Waikakalaua

Waikakalaua

A new avocation I'm thinking of delving more into is mountain biking. Goaded on by a good friend, Bill Melemai, I went on my first mountain biking adventure along the Waikakalaua Trail, located in the central Oahu near Wahiawa.

My adventure began just north of Mililani at Bill's Waipio home. Bill, his 11-year-old son Willie, and I mounted our two-wheeled vehicles and shoved off around 11 a.m. Bill took me on a bike tour of the Waipio backroads, past the new Oceanic Cable headquarters in the Mililani High Tech Park, and onto Kamehameha Highway adjacent to Wheeler Air Force Base. Opposite of the Wheeler main gate, we turned east on Santos Dumont Boulevard, a paved road that leads to the Army's NCO Academy, military training areas, and hiking trails.

The road remains paved for about two miles before it eventually turns to a dirt.

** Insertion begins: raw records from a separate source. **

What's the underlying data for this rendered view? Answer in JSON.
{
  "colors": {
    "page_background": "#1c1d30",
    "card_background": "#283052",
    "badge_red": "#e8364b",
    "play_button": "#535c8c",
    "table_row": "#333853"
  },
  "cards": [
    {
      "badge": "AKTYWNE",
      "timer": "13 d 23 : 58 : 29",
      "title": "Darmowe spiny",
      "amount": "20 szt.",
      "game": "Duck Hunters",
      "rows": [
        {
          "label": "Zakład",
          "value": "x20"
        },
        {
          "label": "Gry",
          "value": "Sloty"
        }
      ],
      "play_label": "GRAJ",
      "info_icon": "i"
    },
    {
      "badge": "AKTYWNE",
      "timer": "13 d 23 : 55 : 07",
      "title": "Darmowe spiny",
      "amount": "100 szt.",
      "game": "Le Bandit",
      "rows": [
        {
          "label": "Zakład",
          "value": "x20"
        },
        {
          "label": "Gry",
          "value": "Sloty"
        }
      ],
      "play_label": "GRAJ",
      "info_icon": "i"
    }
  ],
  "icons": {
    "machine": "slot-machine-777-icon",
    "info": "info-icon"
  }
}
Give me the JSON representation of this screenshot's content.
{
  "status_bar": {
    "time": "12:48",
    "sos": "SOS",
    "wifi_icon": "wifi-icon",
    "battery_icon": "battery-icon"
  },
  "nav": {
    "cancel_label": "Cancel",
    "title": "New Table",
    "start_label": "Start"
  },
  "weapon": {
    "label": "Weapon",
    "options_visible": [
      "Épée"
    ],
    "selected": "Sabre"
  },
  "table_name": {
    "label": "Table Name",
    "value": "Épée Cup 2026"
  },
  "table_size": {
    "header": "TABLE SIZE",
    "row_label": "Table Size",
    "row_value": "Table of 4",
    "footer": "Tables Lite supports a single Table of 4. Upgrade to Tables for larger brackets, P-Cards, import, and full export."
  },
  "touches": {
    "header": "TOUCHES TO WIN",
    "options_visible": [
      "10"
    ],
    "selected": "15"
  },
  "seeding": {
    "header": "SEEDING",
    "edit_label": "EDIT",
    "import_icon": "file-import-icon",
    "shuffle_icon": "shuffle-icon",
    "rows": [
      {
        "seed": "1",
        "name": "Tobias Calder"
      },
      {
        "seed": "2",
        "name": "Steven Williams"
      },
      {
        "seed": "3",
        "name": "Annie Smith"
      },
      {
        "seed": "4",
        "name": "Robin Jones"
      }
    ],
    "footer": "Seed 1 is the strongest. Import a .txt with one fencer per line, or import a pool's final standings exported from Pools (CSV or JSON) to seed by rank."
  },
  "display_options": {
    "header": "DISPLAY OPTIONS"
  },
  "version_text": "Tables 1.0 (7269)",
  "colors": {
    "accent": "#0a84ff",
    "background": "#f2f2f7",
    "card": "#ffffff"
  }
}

As we pedaled along, we passed army training sites, including camouflage tents and sandbag entrenchments. Spent ammo casings littered the ground around these sites, and Willie even found a dummy grenade (at least we hoped it was a dummy).

For the most part, the "trail" is along a dirt road and I was thankful for being aboard a bike on this day, for one of aspects of hiking I dislike is traversing boring dirt roads. Give me a mountain path any day.

The highlight of Waikakalaua is its tunnel system. Bored through a small mountain is an underground series of tunnels used by the military folks in World War II for assembling aircraft. About a quarter mile long, the main tunnel stretches from one side of the hillside to the other. A short cross-tunnel bisects the main artery about mid-way through. Before biking through the tunnel, we fetched flashlights from our packs to help us negotiate the pitch black underground roadway. Having been through the tunnels before, Bill led the way while offering tidbits about what he had observed on previous treks.

We stopped about halfway through. Using our flashlights, we scanned the graffiti on the tunnel walls (I'm always amazed at the locales where graffiti appears). Bill led us through a short side tunnel the eventually swung back to the main one. Pausing again to look back at where we began, the sunlight at the beginning of the tunnel was just a distant splotch. So dark was it that I remarked to Bill that I hoped some idiot hadn't placed a rock or piece of debris on the road because if someone had, we wouldn't have seen it until we went crashing to the ground.

Before long, the glow of sunlight appeared ahead, and after 10 minutes in the darkness, we had completed our underground jaunt. We dismounted after emerging from the tunnels to snap a few photos and to grab a sip of water. Our next goal was to find the swimming hole along Waikakalaua Stream.

The dirt road swings back in the direction of trail's beginning point but along the outer perimeter of the where the tunnel system is. A hundred yards before the tunnel's main entrance, a trail stretches down a grassy hillside to the stream below. Another 100 yards from the road is a swimming hole--stagnant and uninviting on the day we were there. A couple days after a good rainstorm flushed it out, the spot would be a good one to take a cool dip in.

No one wanting to jump into the murky water, we pushed our bikes back up the trail to the road. Instead of returning via Santos Dumont, we took an alternate route down an overgrown road/trail that generally followed Waikakalaua Stream. Early on along this route, we had to dismount often to negotiate our way over rocks and roots. After 20 minutes of traveling like this, we were able to power our way through the vegetation that choked the ancient road. Bill said that the route we were travelling was a popular one for motorcyclists in years past but fell out of favor when more expansive trails near Mililani became more to their liking.

Eventually the road opened up as we neared civilization. Suddenly, we found ourselves biking through a still-not-complete housing project that had stretched north up the river valley from H2. Bill said that eventually, homes would stretch further up the valley until the natural setting we had just traversed would be swallowed up--gone forever.